In an emailed statement to AIN, Boeing and Embraer stressed they “have been engaged with the European Commission and other global regulatory authorities since late 2018,” adding they have received unconditional clearance to close the transaction from “almost all jurisdictions,” including the U.S., China, and Japan. “We continue to cooperate with the European Commission as it assesses our transaction and look forward to a positive resolution,” they said.
The deal needs approval by competition authorities in nine countries. Seven jurisdictions—the U.S., China, Japan, South Africa, Kenya, Colombia, and Montenegro—have approved the tie-up, without demanding changes to the deal. Only the EU and Brazil have not yet cleared the proposed transaction.
Boeing and Embraer pre-notified the EU of their plan to combine their commercial aviation activities in April 2018 and formally notified it of the deal in August 2019. The sides initially had expected to close the transaction by the end of 2019 but needed to revise the timeline in October after the EU informed the airframers it would conduct an in-depth investigation into the deal.

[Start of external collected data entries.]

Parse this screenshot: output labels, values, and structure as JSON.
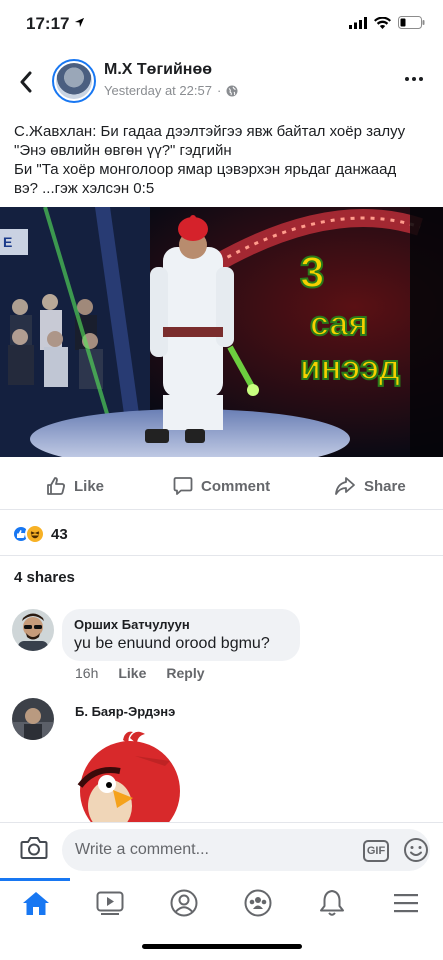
{
  "status_bar": {
    "time": "17:17"
  },
  "post": {
    "author": "М.Х Төгийнөө",
    "timestamp": "Yesterday at 22:57",
    "text_lines": [
      "С.Жавхлан: Би гадаа дээлтэйгээ явж байтал хоёр залуу",
      "\"Энэ өвлийн өвгөн үү?\" гэдгийн",
      "Би \"Та хоёр монголоор ямар цэвэрхэн ярьдаг данжаад",
      "вэ? ...гэж хэлсэн 0:5"
    ],
    "image_sign_text": "3 сая инээд"
  },
  "actions": {
    "like": "Like",
    "comment": "Comment",
    "share": "Share"
  },
  "reactions": {
    "count": "43"
  },
  "shares": "4 shares",
  "comments": [
    {
      "name": "Орших Батчулуун",
      "text": "yu be enuund orood bgmu?",
      "time": "16h",
      "like": "Like",
      "reply": "Reply"
    },
    {
      "name": "Б. Баяр-Эрдэнэ"
    }
  ],
  "comment_bar": {
    "placeholder": "Write a comment...",
    "gif": "GIF"
  },
  "colors": {
    "accent": "#1877f2",
    "muted": "#65676b"
  }
}
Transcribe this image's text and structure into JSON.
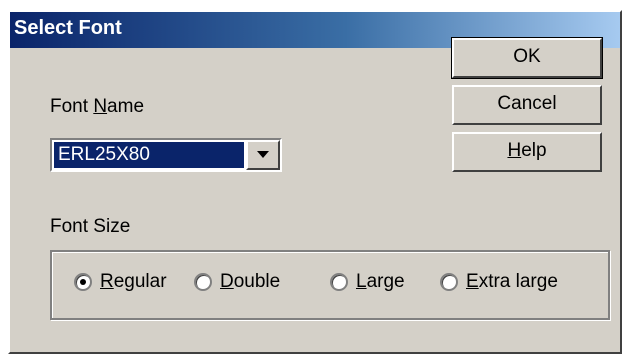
{
  "dialog": {
    "title": "Select Font",
    "font_name_label_pre": "Font ",
    "font_name_label_accel": "N",
    "font_name_label_post": "ame",
    "font_name_value": "ERL25X80",
    "font_size_label": "Font Size"
  },
  "buttons": {
    "ok": "OK",
    "cancel": "Cancel",
    "help_accel": "H",
    "help_rest": "elp"
  },
  "font_size_options": [
    {
      "accel": "R",
      "rest": "egular",
      "selected": true
    },
    {
      "accel": "D",
      "rest": "ouble",
      "selected": false
    },
    {
      "accel": "L",
      "rest": "arge",
      "selected": false
    },
    {
      "accel": "E",
      "rest": "xtra large",
      "selected": false
    }
  ]
}
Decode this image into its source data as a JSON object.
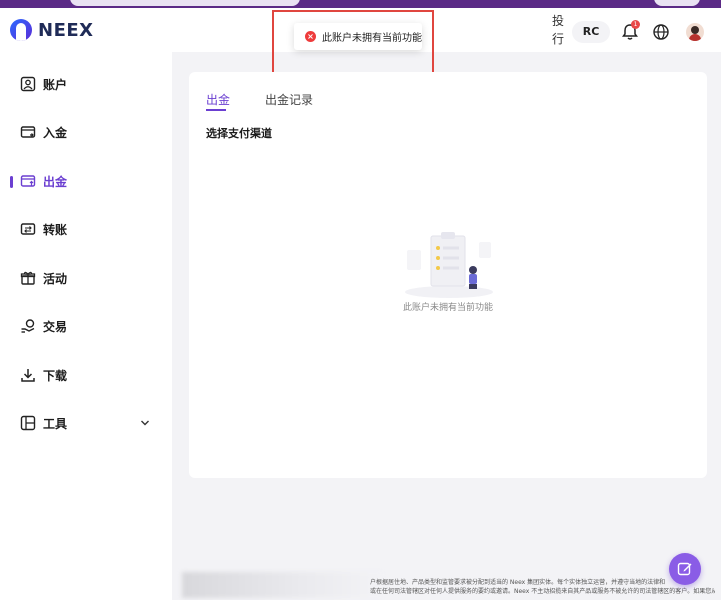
{
  "header": {
    "logo_text": "NEEX",
    "pair_line1": "投",
    "pair_line2": "行",
    "rc_label": "RC",
    "notification_count": "1"
  },
  "toast": {
    "message": "此账户未拥有当前功能",
    "icon": "error-x-icon",
    "color": "#ee3b3b"
  },
  "sidebar": {
    "items": [
      {
        "label": "账户",
        "icon": "account-icon"
      },
      {
        "label": "入金",
        "icon": "deposit-icon"
      },
      {
        "label": "出金",
        "icon": "withdraw-icon",
        "active": true
      },
      {
        "label": "转账",
        "icon": "transfer-icon"
      },
      {
        "label": "活动",
        "icon": "gift-icon"
      },
      {
        "label": "交易",
        "icon": "trade-icon"
      },
      {
        "label": "下载",
        "icon": "download-icon"
      },
      {
        "label": "工具",
        "icon": "tools-icon",
        "expandable": true
      }
    ]
  },
  "main": {
    "tabs": [
      {
        "label": "出金",
        "active": true
      },
      {
        "label": "出金记录",
        "active": false
      }
    ],
    "section_label": "选择支付渠道",
    "empty_text": "此账户未拥有当前功能"
  },
  "footer": {
    "disclaimer": "户根据居住地、产品类型和监管要求被分配到适当的 Neex 集团实体。每个实体独立运营，并遵守当地的法律和\n或在任何司法管辖区对任何人提供服务的要约或邀请。Neex 不主动招揽来自其产品或服务不被允许的司法管辖区的客户。如果您从受限国"
  },
  "colors": {
    "accent": "#6b3fd1",
    "error": "#ee3b3b",
    "badge": "#e84848"
  }
}
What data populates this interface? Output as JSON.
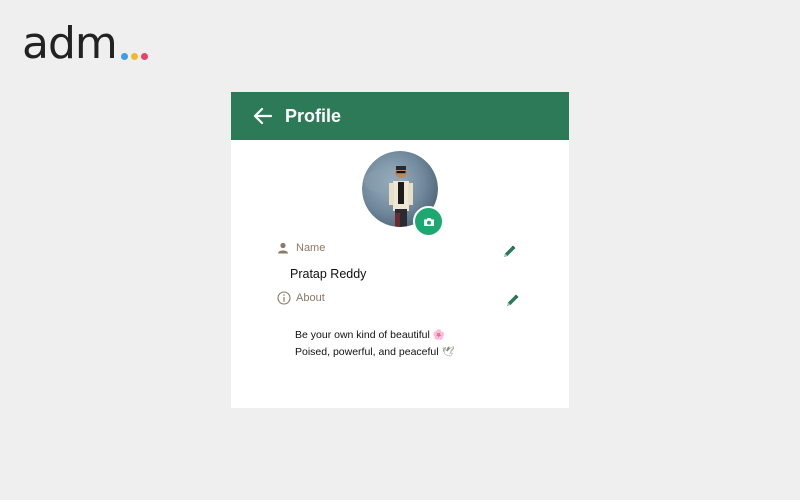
{
  "logo": {
    "text": "adm",
    "dot_colors": [
      "#3b9ee8",
      "#f2b72a",
      "#e7426a"
    ]
  },
  "header": {
    "title": "Profile",
    "background": "#2d7a59",
    "back_icon": "arrow-left-icon"
  },
  "avatar": {
    "camera_icon": "camera-icon",
    "camera_color": "#1ea871"
  },
  "name_field": {
    "label": "Name",
    "value": "Pratap Reddy",
    "icon": "person-icon",
    "edit_icon": "pencil-icon"
  },
  "about_field": {
    "label": "About",
    "lines": [
      {
        "text": "Be your own kind of beautiful",
        "emoji": "🌸"
      },
      {
        "text": "Poised, powerful, and peaceful",
        "emoji": "🕊"
      }
    ],
    "icon": "info-icon",
    "edit_icon": "pencil-icon"
  }
}
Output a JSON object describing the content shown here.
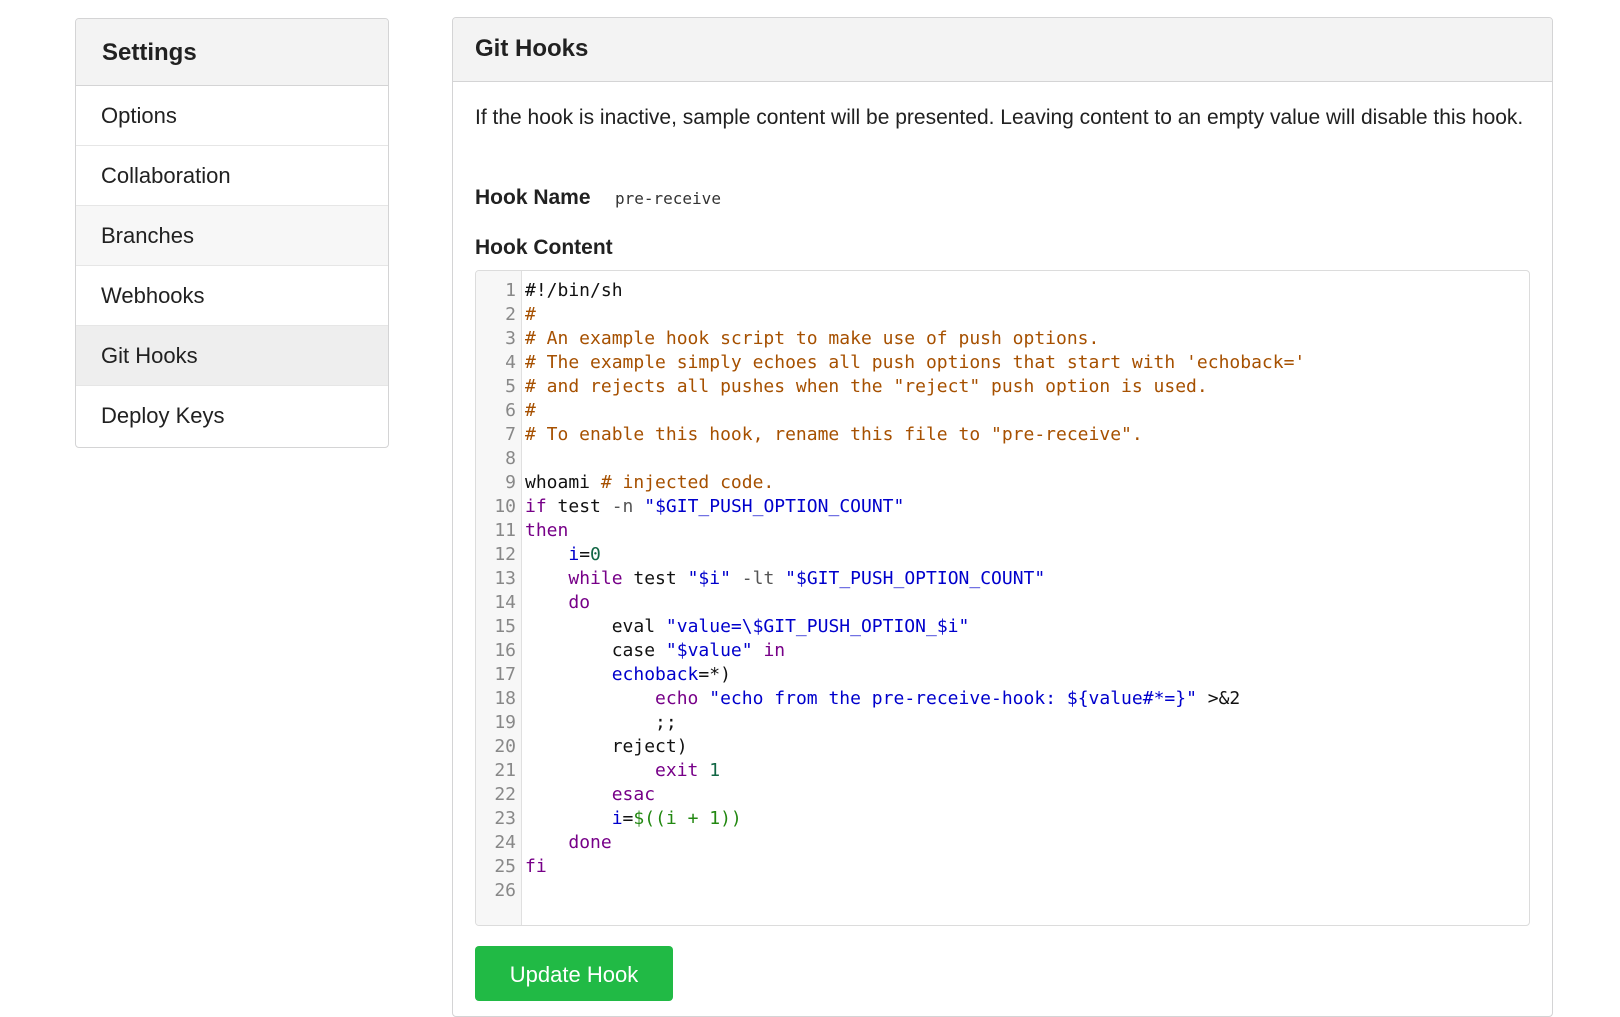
{
  "sidebar": {
    "title": "Settings",
    "items": [
      {
        "label": "Options"
      },
      {
        "label": "Collaboration"
      },
      {
        "label": "Branches"
      },
      {
        "label": "Webhooks"
      },
      {
        "label": "Git Hooks",
        "active": true
      },
      {
        "label": "Deploy Keys"
      }
    ]
  },
  "panel": {
    "title": "Git Hooks",
    "description": "If the hook is inactive, sample content will be presented. Leaving content to an empty value will disable this hook.",
    "hook_name_label": "Hook Name",
    "hook_name_value": "pre-receive",
    "hook_content_label": "Hook Content",
    "update_button": "Update Hook"
  },
  "editor": {
    "lines": [
      [
        {
          "t": "#!/bin/sh",
          "c": "plain"
        }
      ],
      [
        {
          "t": "#",
          "c": "comment"
        }
      ],
      [
        {
          "t": "# An example hook script to make use of push options.",
          "c": "comment"
        }
      ],
      [
        {
          "t": "# The example simply echoes all push options that start with 'echoback='",
          "c": "comment"
        }
      ],
      [
        {
          "t": "# and rejects all pushes when the \"reject\" push option is used.",
          "c": "comment"
        }
      ],
      [
        {
          "t": "#",
          "c": "comment"
        }
      ],
      [
        {
          "t": "# To enable this hook, rename this file to \"pre-receive\".",
          "c": "comment"
        }
      ],
      [],
      [
        {
          "t": "whoami ",
          "c": "plain"
        },
        {
          "t": "# injected code.",
          "c": "comment"
        }
      ],
      [
        {
          "t": "if",
          "c": "keyword"
        },
        {
          "t": " test ",
          "c": "plain"
        },
        {
          "t": "-n",
          "c": "op"
        },
        {
          "t": " ",
          "c": "plain"
        },
        {
          "t": "\"$GIT_PUSH_OPTION_COUNT\"",
          "c": "string"
        }
      ],
      [
        {
          "t": "then",
          "c": "keyword"
        }
      ],
      [
        {
          "t": "    ",
          "c": "plain"
        },
        {
          "t": "i",
          "c": "var"
        },
        {
          "t": "=",
          "c": "plain"
        },
        {
          "t": "0",
          "c": "number"
        }
      ],
      [
        {
          "t": "    ",
          "c": "plain"
        },
        {
          "t": "while",
          "c": "keyword"
        },
        {
          "t": " test ",
          "c": "plain"
        },
        {
          "t": "\"$i\"",
          "c": "string"
        },
        {
          "t": " ",
          "c": "plain"
        },
        {
          "t": "-lt",
          "c": "op"
        },
        {
          "t": " ",
          "c": "plain"
        },
        {
          "t": "\"$GIT_PUSH_OPTION_COUNT\"",
          "c": "string"
        }
      ],
      [
        {
          "t": "    ",
          "c": "plain"
        },
        {
          "t": "do",
          "c": "keyword"
        }
      ],
      [
        {
          "t": "        eval ",
          "c": "plain"
        },
        {
          "t": "\"value=\\$GIT_PUSH_OPTION_$i\"",
          "c": "string"
        }
      ],
      [
        {
          "t": "        case ",
          "c": "plain"
        },
        {
          "t": "\"$value\"",
          "c": "string"
        },
        {
          "t": " ",
          "c": "plain"
        },
        {
          "t": "in",
          "c": "keyword"
        }
      ],
      [
        {
          "t": "        ",
          "c": "plain"
        },
        {
          "t": "echoback",
          "c": "var"
        },
        {
          "t": "=*)",
          "c": "plain"
        }
      ],
      [
        {
          "t": "            ",
          "c": "plain"
        },
        {
          "t": "echo",
          "c": "keyword"
        },
        {
          "t": " ",
          "c": "plain"
        },
        {
          "t": "\"echo from the pre-receive-hook: ${value#*=}\"",
          "c": "string"
        },
        {
          "t": " >&2",
          "c": "plain"
        }
      ],
      [
        {
          "t": "            ;;",
          "c": "plain"
        }
      ],
      [
        {
          "t": "        reject)",
          "c": "plain"
        }
      ],
      [
        {
          "t": "            ",
          "c": "plain"
        },
        {
          "t": "exit",
          "c": "keyword"
        },
        {
          "t": " ",
          "c": "plain"
        },
        {
          "t": "1",
          "c": "number"
        }
      ],
      [
        {
          "t": "        ",
          "c": "plain"
        },
        {
          "t": "esac",
          "c": "keyword"
        }
      ],
      [
        {
          "t": "        ",
          "c": "plain"
        },
        {
          "t": "i",
          "c": "var"
        },
        {
          "t": "=",
          "c": "plain"
        },
        {
          "t": "$((i + 1))",
          "c": "subst"
        }
      ],
      [
        {
          "t": "    ",
          "c": "plain"
        },
        {
          "t": "done",
          "c": "keyword"
        }
      ],
      [
        {
          "t": "fi",
          "c": "keyword"
        }
      ],
      []
    ]
  },
  "colors": {
    "button_green": "#21ba45",
    "comment": "#a65000",
    "keyword": "#770088",
    "string": "#0000cc"
  }
}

Brussels launched the Phase II probe because its initial investigation raised concern that the tie-up might remove Embraer as “a small but important competitive force in the concentrated overall single-aisle market.”
To eliminate its concerns, the commission’s competition division has requested more than 1.5 million pages of documentation and data on some 1,200 sales campaigns over the past 20 years, sources familiar with the case told AIN, describing the information request as “very voluminous” and representing a multitude of the documentation requested and analyzed by the other regulators that scrutinized the proposed transaction.